Die zwei freien Tage bis zum Viertelfinale kommen für das Team um Kapitän Dennis Schröder deshalb sehr gelegen. Das für Sonntagabend angesetzte Training wurde abgesagt, Schröder und Co. sollen Kraft tanken für die nächste große Herausforderung. «Das hilft uns sehr. Der Gegner spielt morgen erst, von daher haben wir wohl die frischeren Beine», sagte Alba Berlins Johannes Thiemann. Mit aufgeladenen Akkus soll danach der große Coup gelingen, denn den Einzug ins Viertelfinale tat Herbert als Selbstverständlichkeit ab.
«Wir erwarten noch mehr»
«Das ist das, was wir erwartet hatten. Aber unsere Erwartungen gehen noch weiter. Wir haben erwartet, in Berlin zu sein, wir haben erwartet, in Berlin zu gewinnen. Und wir erwarten noch mehr», sagte der Coach nach der kuriosen Partie gegen Montenegro, die eigentlich aus «zwei Basketballspielen in einem» bestand, wie Herbert treffend analysierte.

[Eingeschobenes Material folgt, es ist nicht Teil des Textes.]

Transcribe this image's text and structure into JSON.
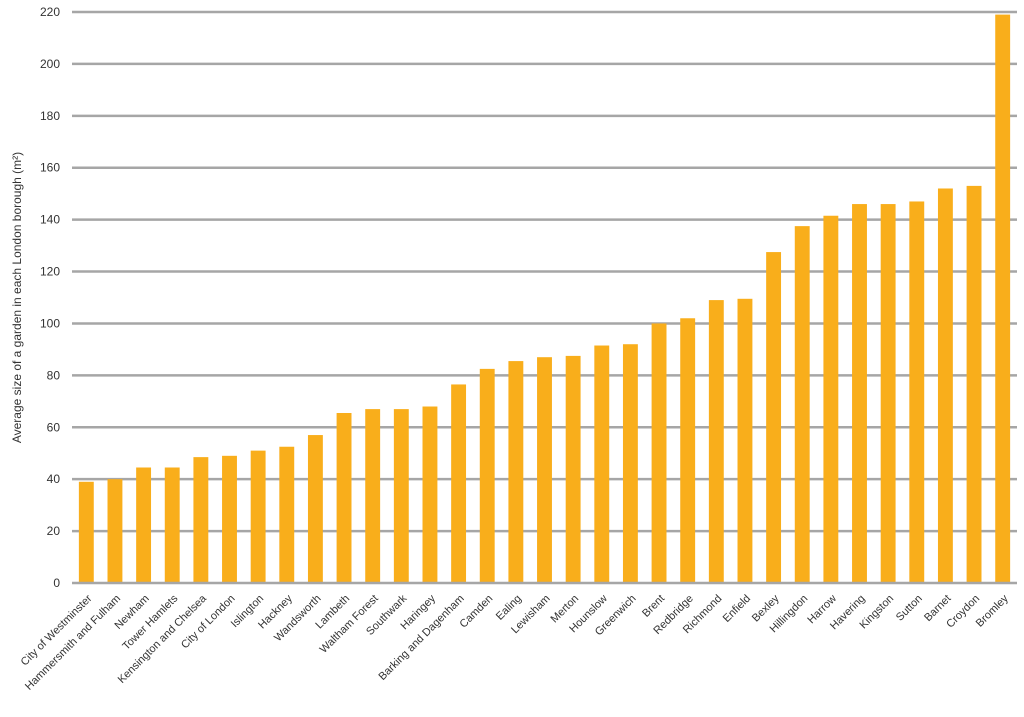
{
  "chart_data": {
    "type": "bar",
    "title": "",
    "xlabel": "",
    "ylabel": "Average size of a garden in each London borough (m²)",
    "ylim": [
      0,
      220
    ],
    "yticks": [
      0,
      20,
      40,
      60,
      80,
      100,
      120,
      140,
      160,
      180,
      200,
      220
    ],
    "grid": true,
    "legend": "none",
    "bar_color": "#F9AE1B",
    "grid_color": "#A6A6A6",
    "categories": [
      "City of Westminster",
      "Hammersmith and Fulham",
      "Newham",
      "Tower Hamlets",
      "Kensington and Chelsea",
      "City of London",
      "Islington",
      "Hackney",
      "Wandsworth",
      "Lambeth",
      "Waltham Forest",
      "Southwark",
      "Haringey",
      "Barking and Dagenham",
      "Camden",
      "Ealing",
      "Lewisham",
      "Merton",
      "Hounslow",
      "Greenwich",
      "Brent",
      "Redbridge",
      "Richmond",
      "Enfield",
      "Bexley",
      "Hillingdon",
      "Harrow",
      "Havering",
      "Kingston",
      "Sutton",
      "Barnet",
      "Croydon",
      "Bromley"
    ],
    "values": [
      39,
      40,
      44.5,
      44.5,
      48.5,
      49,
      51,
      52.5,
      57,
      65.5,
      67,
      67,
      68,
      76.5,
      82.5,
      85.5,
      87,
      87.5,
      91.5,
      92,
      100,
      102,
      109,
      109.5,
      127.5,
      137.5,
      141.5,
      146,
      146,
      147,
      152,
      153,
      219
    ]
  }
}
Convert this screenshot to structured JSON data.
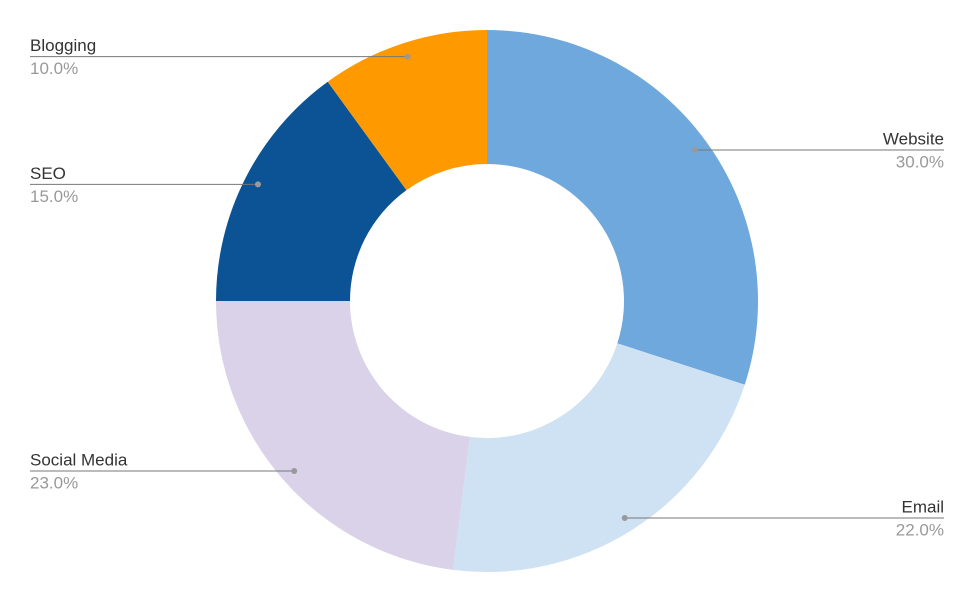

In der ersten Halbzeit trumpfte das deutsche Team ganz stark auf und führte zur Pause mit 24 Punkten (48:24). Schröder zeigte seine bislang beste Turnier-Leistung und überzeugte als Scorer und Vorlagengeber. Auch der Rest wirkte sehr fokussiert und hatte richtig Lust auf Basketball. Angesichts der zwischenzeitlichen Führung mit 27 Punkten zu Beginn der zweiten Halbzeit kehrte dann der Schlendrian ein, so dass Montenegro noch einmal auf drei Punkte herankam (80:77). Wirklich in Gefahr geriet das Weiterkommen aber nicht mehr.
Doch um wirklich am Wochenende um die erste Medaille seit 17 Jahren, als Dirk Nowitzki Deutschland in Serbien zu Silber führte, mitspielen zu können, werden sich Schröder und Co. steigern müssen. «Wir müssen als Team Deutschland spielen. Wenn wir das machen, haben wir gezeigt, dass wir gegen jede Mannschaft gewinnen können», sagte Schröder.
Hoffen auf mehr Fans in Berlin
Eine Steigerung erhoffen sich die deutschen Basketballer auch von den Fans in Berlin. Nach den Festtagen bei der Vorrunde in Köln waren die Spieler etwas verwundert, dass die Halle beim ersten K.o.-Spiel in Berlin nicht ausverkauft war. «Hoffentlich sind beim nächsten Mal etwas mehr Fans da. Es wäre cool, wenn die Halle komplett voll wäre», sagte Maodo Lo.
«Köln war sehr stark, das hat uns sehr gepusht. Heute waren hier und da ein paar leere Plätze, es war in einigen Phasen etwas still», sagte der Point Guard von Alba Berlin angesichts von nur 12 938 Zuschauern in der 14 500 Besucher fassenden Mercedes Benz-Arena. Mit Blick auf das Viertelfinale am Dienstag richtete sich Lo direkt an die Basketball-Fans aus seiner Heimatstadt. «Ich appelliere als Berliner: Zeigt doch, woraus wir geschnitzt sind. Und unterstützt uns, damit wir eine gute Chance haben.»